Sticking to that virtual experience for a moment, the interactivity of the experience is what really stands out. In engaging with the environment, the user can do more than just walk around and read info cards about various elements of the home. They can actually change the design in real time. Everything from the flooring, cabinets, countertops, faucets, backsplash, lighting and more can be adjusted to the user’s liking.
It’s a platform that works seamlessly for the new-home-build community, but the concept could very easily be translated to what appliance and furniture retailers — and especially custom integrators and other dealers who offer design and work — offer to their clients. Imagine being able to showcase some of your best work to your potential clients as a way to get them in the door. And then, before you begin the actual work of building out that home theater room or renovating the kitchen, you could work with the client through a virtual platform, built around their actual kitchen or new addition, that lets them walk through the new space before a single nail has been hammered into place.

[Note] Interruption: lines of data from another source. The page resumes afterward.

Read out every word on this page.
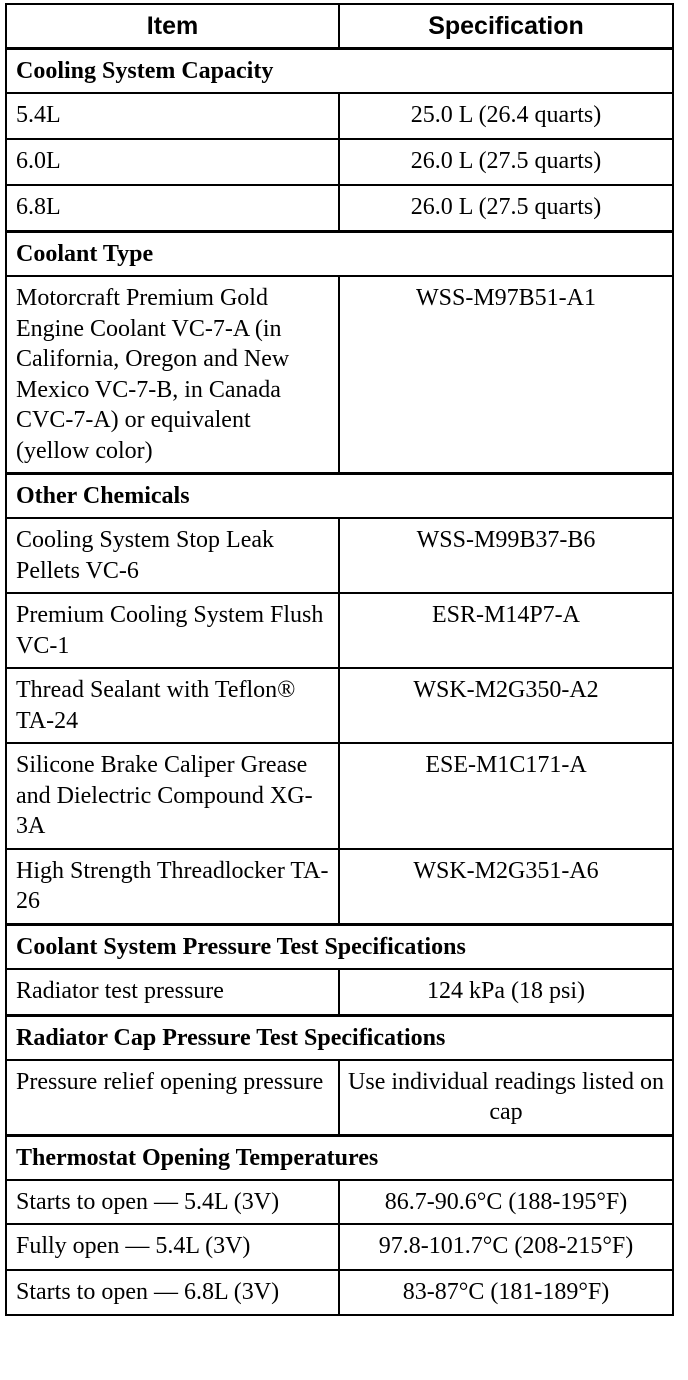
Item	Specification
Cooling System Capacity	
5.4L	25.0 L (26.4 quarts)
6.0L	26.0 L (27.5 quarts)
6.8L	26.0 L (27.5 quarts)
Coolant Type	
Motorcraft Premium Gold Engine Coolant VC-7-A (in California, Oregon and New Mexico VC-7-B, in Canada CVC-7-A) or equivalent (yellow color)	WSS-M97B51-A1
Other Chemicals	
Cooling System Stop Leak Pellets VC-6	WSS-M99B37-B6
Premium Cooling System Flush VC-1	ESR-M14P7-A
Thread Sealant with Teflon® TA-24	WSK-M2G350-A2
Silicone Brake Caliper Grease and Dielectric Compound XG-3A	ESE-M1C171-A
High Strength Threadlocker TA-26	WSK-M2G351-A6
Coolant System Pressure Test Specifications	
Radiator test pressure	124 kPa (18 psi)
Radiator Cap Pressure Test Specifications	
Pressure relief opening pressure	Use individual readings listed on cap
Thermostat Opening Temperatures	
Starts to open — 5.4L (3V)	86.7-90.6°C (188-195°F)
Fully open — 5.4L (3V)	97.8-101.7°C (208-215°F)
Starts to open — 6.8L (3V)	83-87°C (181-189°F)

“There’s tons of opportunity in the broader metaverse space for retailers and for enterprises right now to use those tools very productively,” Steve McLean, CEO of ReadySet, explained in a recent Independent Thinking Podcast. “The thing to keep in mind is that whatever you do in this space, the equity is cumulative. And so, we always think that from a retailer perspective, figuring out a way to build these assets to deliver ROI as part of your workflow, as part of your optimizing of whatever it might be relative to your business, that’s a great place to start.”
And it starts with not being afraid to take the leap into a new space. You’ve done it before, and frankly not that long ago. The internet. Social media. Digital advertising. These are all fairly new ways of marketing your business in the grand scheme of things. The metaverse is setting itself up to be the next big wave of opportunity. And the sooner you catch that wave, the farther ahead of the competition you’ll find yourself.